Another proposal that has got me excited is Bush's plan to eliminate tariffs on all manufactured imports by 2015. That's the most intriguing idea to come out of Washington in decades. Tariffs are nothing more than an enormous tax, typically designed to drive up prices of goods from abroad. Rather than telling our farmers to pull up their socks and compete, we protect them by making foreign goods more expensive. By eliminating tariffs, the government would force, say, steel manufacturers either to beat Asian countries' prices and quality, or give up steel in favor of an industry where we could actually be competitive. Obviously some people would lose their smelting jobs, but many others would find employment manufacturing pharmaceuticals.

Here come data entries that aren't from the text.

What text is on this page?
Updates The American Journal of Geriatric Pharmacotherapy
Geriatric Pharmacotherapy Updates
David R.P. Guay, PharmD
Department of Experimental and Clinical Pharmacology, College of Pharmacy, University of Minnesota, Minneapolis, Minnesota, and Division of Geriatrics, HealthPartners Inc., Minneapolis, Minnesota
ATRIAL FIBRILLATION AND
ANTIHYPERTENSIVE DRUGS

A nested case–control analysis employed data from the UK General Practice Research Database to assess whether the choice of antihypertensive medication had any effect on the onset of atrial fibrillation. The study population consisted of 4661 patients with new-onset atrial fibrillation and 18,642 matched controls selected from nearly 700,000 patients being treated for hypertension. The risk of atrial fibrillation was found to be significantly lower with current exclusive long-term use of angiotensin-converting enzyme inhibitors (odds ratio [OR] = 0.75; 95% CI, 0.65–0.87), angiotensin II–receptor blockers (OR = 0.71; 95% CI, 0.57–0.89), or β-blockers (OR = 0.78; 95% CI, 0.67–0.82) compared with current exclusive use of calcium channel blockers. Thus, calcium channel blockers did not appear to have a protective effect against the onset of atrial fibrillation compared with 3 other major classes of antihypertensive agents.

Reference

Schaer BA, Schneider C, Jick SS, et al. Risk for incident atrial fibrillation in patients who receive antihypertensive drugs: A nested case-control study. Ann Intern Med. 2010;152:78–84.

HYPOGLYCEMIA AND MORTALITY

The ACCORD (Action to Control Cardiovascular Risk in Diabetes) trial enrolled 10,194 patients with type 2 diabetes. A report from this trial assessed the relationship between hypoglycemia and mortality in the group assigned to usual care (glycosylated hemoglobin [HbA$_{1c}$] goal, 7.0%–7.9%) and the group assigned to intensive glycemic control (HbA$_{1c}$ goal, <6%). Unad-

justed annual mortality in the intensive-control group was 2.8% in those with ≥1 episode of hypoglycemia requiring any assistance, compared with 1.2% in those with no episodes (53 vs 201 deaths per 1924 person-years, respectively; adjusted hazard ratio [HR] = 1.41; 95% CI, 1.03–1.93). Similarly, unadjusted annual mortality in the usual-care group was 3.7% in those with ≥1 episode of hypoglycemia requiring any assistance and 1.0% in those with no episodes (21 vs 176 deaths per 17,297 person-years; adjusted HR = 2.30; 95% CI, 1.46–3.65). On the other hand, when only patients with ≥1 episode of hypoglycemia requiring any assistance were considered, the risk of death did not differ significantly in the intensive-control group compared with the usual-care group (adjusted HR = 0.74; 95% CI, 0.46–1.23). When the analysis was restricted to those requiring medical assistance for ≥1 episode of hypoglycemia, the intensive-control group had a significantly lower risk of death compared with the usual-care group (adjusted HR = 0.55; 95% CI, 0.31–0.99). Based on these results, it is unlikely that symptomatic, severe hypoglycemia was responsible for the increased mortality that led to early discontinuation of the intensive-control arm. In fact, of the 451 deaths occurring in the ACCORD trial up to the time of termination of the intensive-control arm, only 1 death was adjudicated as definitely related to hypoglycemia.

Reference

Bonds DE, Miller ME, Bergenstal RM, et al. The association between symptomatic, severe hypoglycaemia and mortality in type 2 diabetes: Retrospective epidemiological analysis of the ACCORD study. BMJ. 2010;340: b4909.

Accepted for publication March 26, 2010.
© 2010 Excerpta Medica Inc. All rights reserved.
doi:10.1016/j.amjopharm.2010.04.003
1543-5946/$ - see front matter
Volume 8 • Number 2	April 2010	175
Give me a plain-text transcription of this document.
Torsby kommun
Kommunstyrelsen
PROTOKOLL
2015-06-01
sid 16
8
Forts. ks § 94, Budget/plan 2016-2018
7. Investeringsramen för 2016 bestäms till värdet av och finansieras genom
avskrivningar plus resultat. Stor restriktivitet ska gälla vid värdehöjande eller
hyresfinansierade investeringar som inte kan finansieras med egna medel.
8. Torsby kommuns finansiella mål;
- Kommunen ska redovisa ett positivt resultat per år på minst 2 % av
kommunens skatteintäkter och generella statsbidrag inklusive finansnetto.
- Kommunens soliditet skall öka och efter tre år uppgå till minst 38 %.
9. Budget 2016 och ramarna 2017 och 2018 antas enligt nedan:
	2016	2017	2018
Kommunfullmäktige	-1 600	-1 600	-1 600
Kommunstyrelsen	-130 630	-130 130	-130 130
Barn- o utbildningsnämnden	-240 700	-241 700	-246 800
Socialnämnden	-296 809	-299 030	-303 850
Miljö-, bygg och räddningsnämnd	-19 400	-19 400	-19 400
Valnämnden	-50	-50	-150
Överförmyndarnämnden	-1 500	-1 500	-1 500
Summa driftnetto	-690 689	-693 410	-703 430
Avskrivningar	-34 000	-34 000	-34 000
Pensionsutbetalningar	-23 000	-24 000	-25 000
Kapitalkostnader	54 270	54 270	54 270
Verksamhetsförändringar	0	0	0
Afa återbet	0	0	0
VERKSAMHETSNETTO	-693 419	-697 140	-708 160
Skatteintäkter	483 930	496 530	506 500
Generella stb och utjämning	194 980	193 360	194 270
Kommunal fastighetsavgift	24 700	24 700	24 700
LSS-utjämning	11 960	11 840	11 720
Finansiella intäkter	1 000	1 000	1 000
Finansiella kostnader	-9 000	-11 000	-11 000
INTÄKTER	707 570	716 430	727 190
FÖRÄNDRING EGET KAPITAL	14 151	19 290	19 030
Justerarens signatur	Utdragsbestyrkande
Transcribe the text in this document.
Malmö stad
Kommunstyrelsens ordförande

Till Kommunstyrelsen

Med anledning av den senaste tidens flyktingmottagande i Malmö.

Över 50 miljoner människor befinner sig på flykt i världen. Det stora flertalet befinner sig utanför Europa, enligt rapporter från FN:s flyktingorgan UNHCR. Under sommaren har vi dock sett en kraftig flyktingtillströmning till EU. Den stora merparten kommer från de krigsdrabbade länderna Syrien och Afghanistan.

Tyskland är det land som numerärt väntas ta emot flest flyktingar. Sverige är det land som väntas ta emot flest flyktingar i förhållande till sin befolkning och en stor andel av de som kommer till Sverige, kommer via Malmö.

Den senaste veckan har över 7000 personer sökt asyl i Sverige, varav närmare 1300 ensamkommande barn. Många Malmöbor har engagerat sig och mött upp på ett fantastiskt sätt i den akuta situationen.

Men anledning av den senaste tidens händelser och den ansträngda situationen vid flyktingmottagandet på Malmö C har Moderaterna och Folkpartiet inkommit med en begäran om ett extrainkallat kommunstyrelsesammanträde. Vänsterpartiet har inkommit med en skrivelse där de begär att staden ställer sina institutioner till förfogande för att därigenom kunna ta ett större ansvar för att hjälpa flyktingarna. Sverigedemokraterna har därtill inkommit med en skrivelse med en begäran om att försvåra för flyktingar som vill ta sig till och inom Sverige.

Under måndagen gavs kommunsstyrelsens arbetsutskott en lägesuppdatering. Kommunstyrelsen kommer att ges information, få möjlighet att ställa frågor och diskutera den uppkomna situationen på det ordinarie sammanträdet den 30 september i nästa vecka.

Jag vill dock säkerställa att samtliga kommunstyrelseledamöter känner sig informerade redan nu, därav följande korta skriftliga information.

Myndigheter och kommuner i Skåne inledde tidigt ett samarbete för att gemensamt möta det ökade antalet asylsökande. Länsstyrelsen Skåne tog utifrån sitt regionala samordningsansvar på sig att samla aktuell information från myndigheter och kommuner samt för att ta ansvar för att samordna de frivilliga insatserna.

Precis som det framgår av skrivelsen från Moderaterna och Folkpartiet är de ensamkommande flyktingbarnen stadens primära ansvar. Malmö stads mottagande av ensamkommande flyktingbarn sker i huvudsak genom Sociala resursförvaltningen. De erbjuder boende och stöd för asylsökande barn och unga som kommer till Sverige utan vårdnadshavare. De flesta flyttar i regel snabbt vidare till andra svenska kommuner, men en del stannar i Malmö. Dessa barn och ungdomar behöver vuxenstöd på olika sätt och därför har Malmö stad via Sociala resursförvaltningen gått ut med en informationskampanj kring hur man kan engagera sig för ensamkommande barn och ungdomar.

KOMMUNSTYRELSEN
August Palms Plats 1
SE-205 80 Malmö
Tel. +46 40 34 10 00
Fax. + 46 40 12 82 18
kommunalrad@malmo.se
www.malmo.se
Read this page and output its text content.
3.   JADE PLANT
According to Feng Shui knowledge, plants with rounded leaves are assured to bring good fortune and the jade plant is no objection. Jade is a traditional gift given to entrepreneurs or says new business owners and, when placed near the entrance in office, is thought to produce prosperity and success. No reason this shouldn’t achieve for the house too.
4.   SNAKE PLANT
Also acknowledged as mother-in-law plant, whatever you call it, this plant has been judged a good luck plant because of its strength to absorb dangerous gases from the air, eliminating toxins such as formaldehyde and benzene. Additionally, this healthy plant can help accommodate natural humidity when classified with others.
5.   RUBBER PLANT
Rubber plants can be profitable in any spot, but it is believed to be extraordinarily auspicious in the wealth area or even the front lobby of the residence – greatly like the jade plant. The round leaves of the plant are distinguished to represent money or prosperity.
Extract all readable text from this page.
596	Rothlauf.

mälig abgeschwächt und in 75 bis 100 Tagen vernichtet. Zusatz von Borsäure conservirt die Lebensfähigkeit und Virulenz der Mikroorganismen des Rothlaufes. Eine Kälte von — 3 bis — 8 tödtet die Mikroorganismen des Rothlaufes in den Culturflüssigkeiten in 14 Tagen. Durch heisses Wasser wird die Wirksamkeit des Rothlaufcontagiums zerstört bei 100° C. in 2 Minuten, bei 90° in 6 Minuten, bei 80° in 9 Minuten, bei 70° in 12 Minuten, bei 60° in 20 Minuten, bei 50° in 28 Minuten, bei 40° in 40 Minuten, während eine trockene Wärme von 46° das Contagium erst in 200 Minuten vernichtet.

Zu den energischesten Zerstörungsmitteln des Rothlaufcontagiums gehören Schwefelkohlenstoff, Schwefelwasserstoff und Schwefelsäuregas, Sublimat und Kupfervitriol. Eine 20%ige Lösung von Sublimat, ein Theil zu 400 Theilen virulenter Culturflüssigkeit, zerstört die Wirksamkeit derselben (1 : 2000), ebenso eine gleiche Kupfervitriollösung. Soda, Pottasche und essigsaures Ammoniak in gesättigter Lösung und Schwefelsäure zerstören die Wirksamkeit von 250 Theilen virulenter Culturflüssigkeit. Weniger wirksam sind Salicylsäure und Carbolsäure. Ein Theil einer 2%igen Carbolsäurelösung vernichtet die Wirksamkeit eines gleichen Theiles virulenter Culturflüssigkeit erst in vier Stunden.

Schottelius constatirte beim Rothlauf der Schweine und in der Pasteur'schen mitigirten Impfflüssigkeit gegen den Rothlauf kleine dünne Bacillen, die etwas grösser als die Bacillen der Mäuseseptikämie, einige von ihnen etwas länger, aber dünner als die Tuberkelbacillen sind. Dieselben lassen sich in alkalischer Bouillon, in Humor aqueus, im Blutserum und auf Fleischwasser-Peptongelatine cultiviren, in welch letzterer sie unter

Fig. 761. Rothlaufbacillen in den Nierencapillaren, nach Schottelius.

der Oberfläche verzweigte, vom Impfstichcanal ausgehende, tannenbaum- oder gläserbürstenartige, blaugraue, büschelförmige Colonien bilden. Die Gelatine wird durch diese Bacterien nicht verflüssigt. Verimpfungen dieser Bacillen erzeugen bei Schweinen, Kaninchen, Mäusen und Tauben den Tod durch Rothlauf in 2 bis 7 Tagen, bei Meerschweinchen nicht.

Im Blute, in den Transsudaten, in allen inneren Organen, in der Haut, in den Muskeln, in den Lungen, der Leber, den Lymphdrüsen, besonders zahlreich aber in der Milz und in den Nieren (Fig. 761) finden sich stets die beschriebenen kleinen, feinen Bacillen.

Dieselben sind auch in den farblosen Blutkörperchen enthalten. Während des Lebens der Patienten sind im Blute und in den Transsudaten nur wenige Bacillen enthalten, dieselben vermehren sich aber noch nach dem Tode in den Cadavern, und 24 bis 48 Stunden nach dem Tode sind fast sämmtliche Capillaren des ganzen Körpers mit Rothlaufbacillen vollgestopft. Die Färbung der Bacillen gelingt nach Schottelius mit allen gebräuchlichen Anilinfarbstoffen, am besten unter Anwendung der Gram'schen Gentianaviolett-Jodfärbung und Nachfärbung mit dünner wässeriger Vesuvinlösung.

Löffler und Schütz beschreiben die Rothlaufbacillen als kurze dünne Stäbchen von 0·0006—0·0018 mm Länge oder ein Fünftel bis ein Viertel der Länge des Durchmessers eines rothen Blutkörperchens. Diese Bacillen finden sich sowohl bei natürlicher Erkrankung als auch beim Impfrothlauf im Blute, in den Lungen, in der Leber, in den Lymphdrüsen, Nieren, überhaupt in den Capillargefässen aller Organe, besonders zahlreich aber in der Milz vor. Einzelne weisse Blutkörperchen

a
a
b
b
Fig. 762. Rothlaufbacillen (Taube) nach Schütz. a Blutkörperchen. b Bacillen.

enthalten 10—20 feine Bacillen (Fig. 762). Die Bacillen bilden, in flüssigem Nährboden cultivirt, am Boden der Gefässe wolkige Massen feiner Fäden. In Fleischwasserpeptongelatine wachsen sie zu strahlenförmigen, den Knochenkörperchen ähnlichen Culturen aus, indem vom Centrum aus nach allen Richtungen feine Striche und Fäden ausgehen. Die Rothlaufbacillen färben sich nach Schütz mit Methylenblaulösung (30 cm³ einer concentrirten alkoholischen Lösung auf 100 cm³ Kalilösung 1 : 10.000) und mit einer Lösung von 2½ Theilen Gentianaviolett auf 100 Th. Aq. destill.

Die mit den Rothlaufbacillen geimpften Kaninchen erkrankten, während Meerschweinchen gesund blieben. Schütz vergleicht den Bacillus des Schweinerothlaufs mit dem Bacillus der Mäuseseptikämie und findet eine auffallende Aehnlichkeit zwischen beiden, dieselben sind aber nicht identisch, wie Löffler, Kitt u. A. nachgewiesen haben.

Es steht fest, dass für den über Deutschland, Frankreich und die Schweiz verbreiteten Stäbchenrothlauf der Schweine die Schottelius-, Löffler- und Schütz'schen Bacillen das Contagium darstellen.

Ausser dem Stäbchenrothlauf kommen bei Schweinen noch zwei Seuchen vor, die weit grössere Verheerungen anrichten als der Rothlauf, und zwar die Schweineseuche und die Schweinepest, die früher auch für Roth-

 Do I think the government will eliminate tariffs? Probably not. After all, we even protect chickpeas and lentils here; I expect to be eating expensive soup for decades. Nor do I believe the government can make any radical reform of tax policy. There are too many interests involved, from lobbyists to tax attorneys to accountants to the many companies that make tax software. Tax compliance, if you can call it that, is a multi-billion dollar industry, and there are too many powerful people with a hand in the till. But at least someone down in Washington, D.C. is finally talking about change, which, at the very least, is a step in the right direction.